With guest host Jane Clayson.
Novelist and birding enthusiast Jonathan Franzen joins us to talk about the beauty, wonder and threats facing the world’s birds.
We also have David O'Neill of the National Audubon Society and John Fitzpatrick of the Cornell Lab of Ornithology, two of the groups that are behind a big push to make 2018 the "Year of the Bird."
John Fitzpatrick, director of the Cornell Lab of Ornithology.
David O'Neill, chief conservation officer at the National Audubon Society.
From The Reading List:
National Geographic: Why Birds Matter, And Are Worth Protecting -- "A few years ago in a forest in northeast India, I heard and then began to feel, in my chest, a deep rhythmic whooshing. It sounded meteorological, but it was the wingbeats of a pair of great hornbills flying in to land in a fruiting tree. They had massive yellow bills and hefty white thighs; they looked like a cross between a toucan and a giant panda. As they clambered around in the tree, placidly eating fruit, I found myself crying out with the rarest of all emotions: pure joy. It had nothing to do with what I wanted or what I possessed. It was the sheer gorgeous fact of the great hornbill, which couldn’t have cared less about me."

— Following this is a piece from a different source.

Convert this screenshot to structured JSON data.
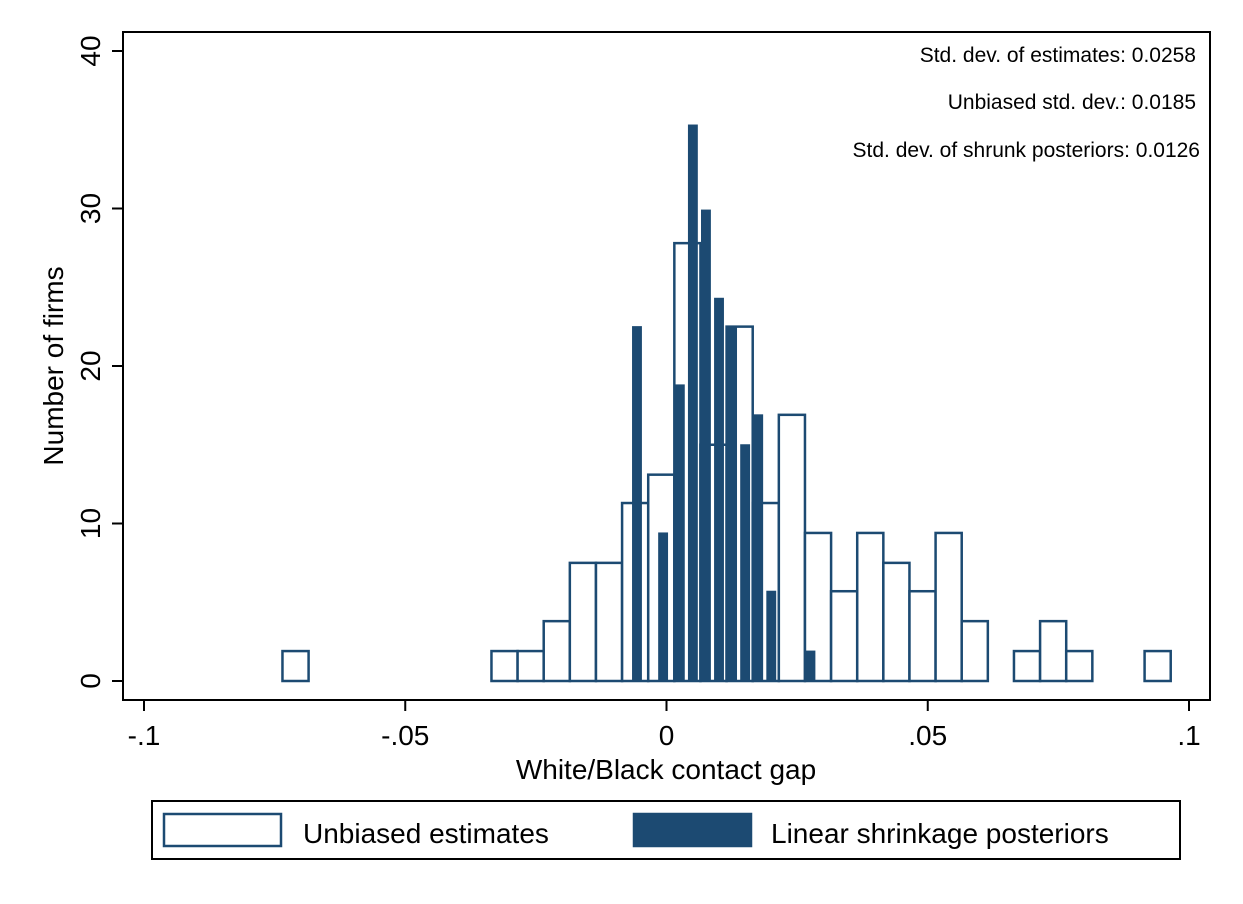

An estimated 48 million Americans are birders. The acclaimed novelist and essayist Jonathan Franzen is one of them. He’s out with a new piece in National Geographic about “why birds matter” to mark 2018 as the Year of the Bird. It’s a celebration of these colorful wild animals that fill the air with song. But some birds are in decline. All are at risk. Their protections weakened, habitats shrinking. This hour, On Point: Why birds matter. --Jane Clayson
This program aired on January 5, 2018.